Dans l’article qu’il consacre à la bonne gouvernance politique, Luc Sindjoun insiste sur le fait que ces principes doivent être pris avec sérieux car l’Union Africaine a mis en place un dispositf de contrôle original, le mécanisme d’évaluation par les pairs .

    Tous les experts sont d’accord sur un point : ce plan de relance de l’Afrique mobilisera des ressources financières considérables. C’est toute la difficulté pour les auteurs du NPDA qui  choisissent de parier sur l’investissement privé  comme moteur d’une  croissance durable. Ils appellent, à court terme, la communauté internationale à augmenter l’APD et à alléger la dette. Mais on le sait, les aides n’ont pas été concluantes dans le passé et l’allègement de la dette, rappelle Alexandre Barro-Chambrier, n’est pas la panacée; pour être durablement efficace, elle doit s’inscrire dans une stratégie de croissance orchestrée dans un environnement démocratique. Sans un climat de confiance retrouvé, les investissements manqueront et comme le fait remarquer Michel Roussin, c’est une forte mobilisation du secteur privé, qui appuiera, dans un contexte d’intégration régionale renforcée, le développement économique et social du continent.

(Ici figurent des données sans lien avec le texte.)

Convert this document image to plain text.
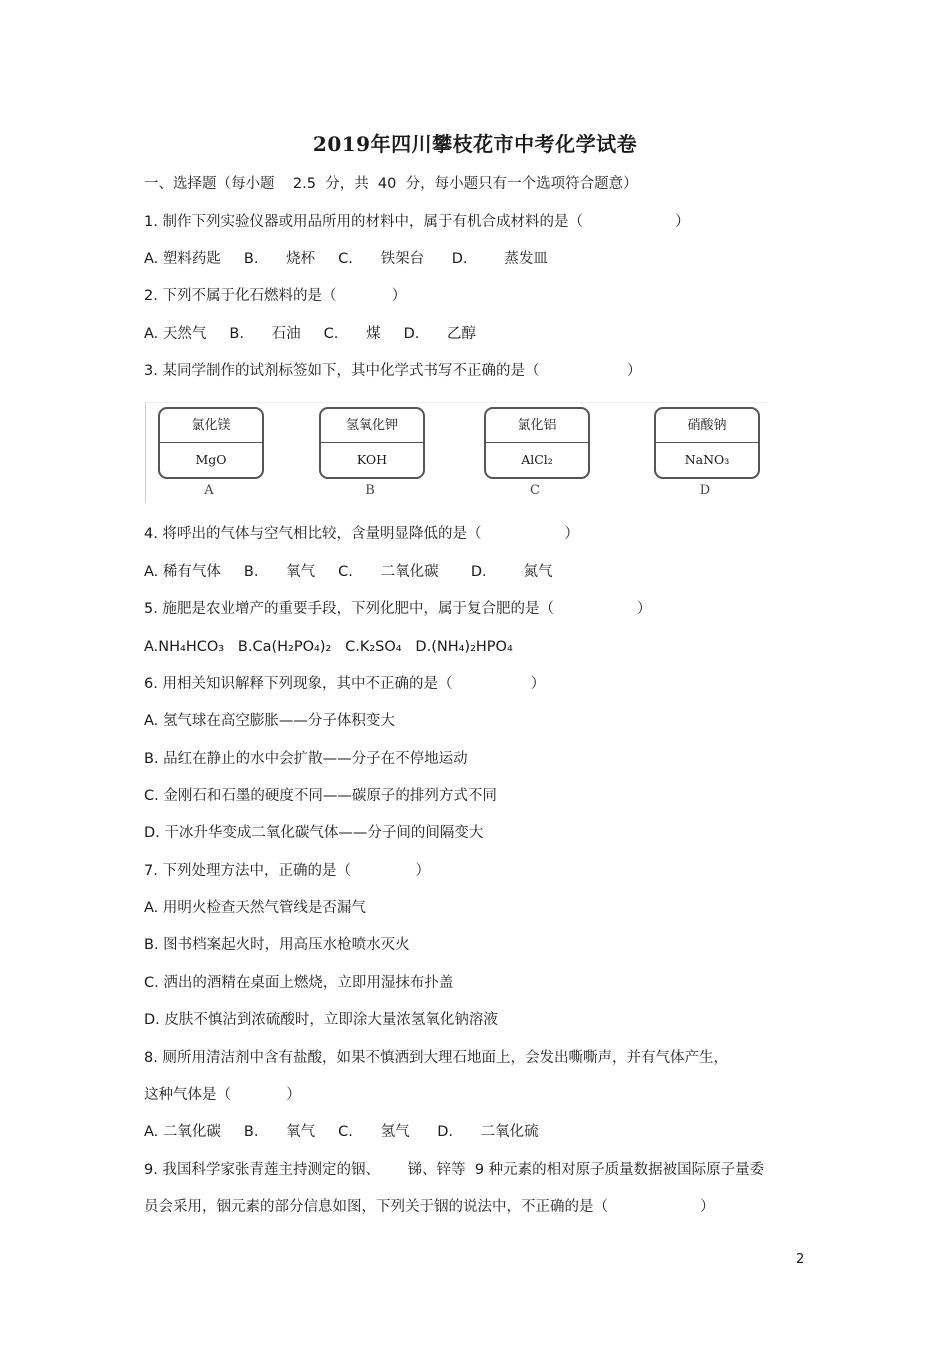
2019年四川攀枝花市中考化学试卷
一、选择题（每小题    2.5  分，共  40  分，每小题只有一个选项符合题意）
1. 制作下列实验仪器或用品所用的材料中，属于有机合成材料的是（                    ）
A. 塑料药匙     B.      烧杯     C.      铁架台      D.        蒸发皿
2. 下列不属于化石燃料的是（            ）
A. 天然气     B.      石油     C.      煤     D.      乙醇
3. 某同学制作的试剂标签如下，其中化学式书写不正确的是（                   ）
氯化镁
MgO
A
氢氧化钾
KOH
B
氯化铝
AlCl₂
C
硝酸钠
NaNO₃
D
4. 将呼出的气体与空气相比较，含量明显降低的是（                  ）
A. 稀有气体     B.      氧气     C.      二氧化碳       D.        氮气
5. 施肥是农业增产的重要手段，下列化肥中，属于复合肥的是（                  ）
A.NH₄HCO₃   B.Ca(H₂PO₄)₂   C.K₂SO₄   D.(NH₄)₂HPO₄
6. 用相关知识解释下列现象，其中不正确的是（                 ）
A. 氢气球在高空膨胀——分子体积变大
B. 品红在静止的水中会扩散——分子在不停地运动
C. 金刚石和石墨的硬度不同——碳原子的排列方式不同
D. 干冰升华变成二氧化碳气体——分子间的间隔变大
7. 下列处理方法中，正确的是（              ）
A. 用明火检查天然气管线是否漏气
B. 图书档案起火时，用高压水枪喷水灭火
C. 洒出的酒精在桌面上燃烧，立即用湿抹布扑盖
D. 皮肤不慎沾到浓硫酸时，立即涂大量浓氢氧化钠溶液
8. 厕所用清洁剂中含有盐酸，如果不慎洒到大理石地面上，会发出嘶嘶声，并有气体产生，
这种气体是（            ）
A. 二氧化碳     B.      氧气     C.      氢气      D.      二氧化硫
9. 我国科学家张青莲主持测定的铟、      锑、锌等  9 种元素的相对原子质量数据被国际原子量委
员会采用，铟元素的部分信息如图，下列关于铟的说法中，不正确的是（                    ）
2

    A peine entériné par l’Union Africaine et approuvé par les pays du G8 qui l’assortissent cependant de conditions et d’exigences, il faut reconnaître que le NPDA ne fait pas l’unanimité et suscite des critiques à l’intérieur même du continent. L’expression de ces doutes - que l’UA soit plus efficace que l’OUA, le NPDA que le plan de Lagos - concourt pleinement au débat nécessaire autour d’un tel projet. L’intérêt du NPDA réside dans le fait qu’il offre une vision globale de développement; c’est un défi très ambitieux que l’Afrique se lance à elle-même mais aussi à la communauté internationale.

    « Nous devons nous faire les avocats de l’Afrique » a affirmé Kofi Annan, le Secrétaire général des Nations-unies. Mais quelques soient les scenarii de partenariats, c’est l’Afrique, et elle seule, qui détient les clés de son propre développement.



                                                                                                                               J-J. M.





Note:

(1) Les huit secteurs prioritaires désignés par le NPDA sont: les infrastructures, l’agriculture, l’éducation, la santé, les nouvelles technologies de l’information, l’environnement, l’énergie et l’accès aux marchés.